MANY SUBWAY CARS IN NEW YORK CITY HAVE BEEN SPRAY-PAINTED BY VANDALS, Erik Calonius (1973)

Mid 60s – Early 70s

The early days of modern graffiti, centered in New York and (some say) Philadelphia.  Writers start putting up their own tags on walls and subway trains, rather than a gang or neighborhood name.  The more your name was up, the more famous you were. 

Cornbread vs. Taki-183

  • Cornbread was a kid in Philadelphia who started putting his nickname everywhere (even, the story goes, on both sides of an elephant at the zoo). Some people say he was the first writer. 
  • TAKI183 was a kid in New York who started bombing, putting his name everywhere and especially on the subway system.  Some people say he was the first writer. 

As more and more tags appear, New York City begins a ‘war on graffiti’ in 1972.  

If a “History of Graffiti” were to exist, it would be more of an archeology than a history. 

After all, a tag leaves a physical trace in paint; that is what a tag is. Which is why we can still talk about Roman Graffiti: after thousands of years, the in-jokes and the drawings of dicks remain. Even if a tagged wall has been demolished, blown up, and no photograph was ever taken, it may still be remembered, consciously or not, by people who passed it by.  

Both luck and reputation shape the “History” of early graffiti writing in New York City. Some writers get talked about more than they should, others don’t get talked about at all.  You talk to ten writers who were there, you get ten different histories. Three or four will claim to have invented wildstyle.  

History is about words, it lives on first-hand accounts, on documents and records. But the pioneers of graffiti didn’t leave behind diaries or journals, the documentation is selective and there isn’t much of it. They did their writing on walls. 

Archeology is about objects, the physical traces we leave behind us. It is how we will know about the graffiti the ancient Romans left behind and, if there are people in the far future, archaeology is how they will know about our graffiti. 

Mid 70s

The graffiti subculture keeps growing, especially in New York.  Every subway car has tags, inside and out.  

Tags and Throw-ups vs. Pieces

  • New styles of lettering, like bubble and wildstyle, began to appear, and so did the distinction between tags, throw-ups, and master’peices.’  
  • Some writers dismissed this new style, such as Junior-161, who in 1974 said “That’s just fanciness.  How’re you going to get your name around doing all that fancy stuff?”

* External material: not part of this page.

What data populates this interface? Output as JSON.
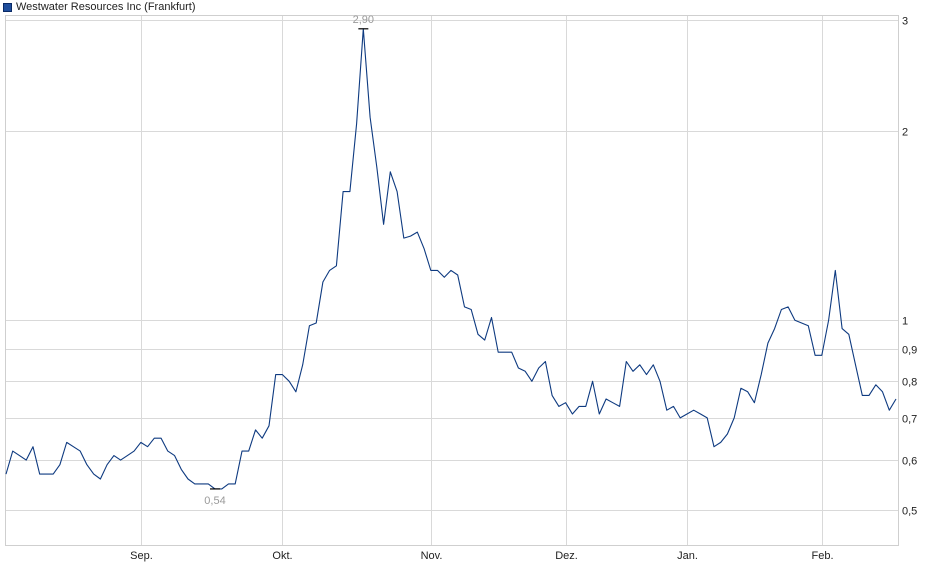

The ‘top-to-bottom,’ with one piece covering the entirety of a train car, becomes the supreme artistic accomplishment in this era.

Late 70s – Early 80s

The graffiti movement continues, with more styles emerging and the quality of pieces on trains reaching higher levels. The increasing importance of graffiti in the art scene leads to the emergence of legal walls. Some writers start to show their work at galleries.  

Going gallery vs. Staying on the street

  • In one of the first artistic presentations of graffiti, Fab 5 Freddy and Lee were invited to exhibit in Italy (1979).  Jean-Michel Basqiat, whose tag with Al Diaz was SAMO©, emerged soon after.
  • Some outsiders believed statements like: “Illegal stuff, that’s really always where the real scene is,” and “Graffiti is vandalism.”

Mid 80s 

In 1984, the New York subway system figured out how to quickly and effectively clean its cars, leading to the disappearance of subway graffiti. Some artists focus on gallery and legal work, while other writers focus on bombing the streets.

As the practice of writing on trains fades away, the documentation of graffiti spreads more widely.  Notable releases include the documentary Style Wars (1983), Martha Cooper’s book Subway Art (1984), and zine IGTimes (1984 – 1994).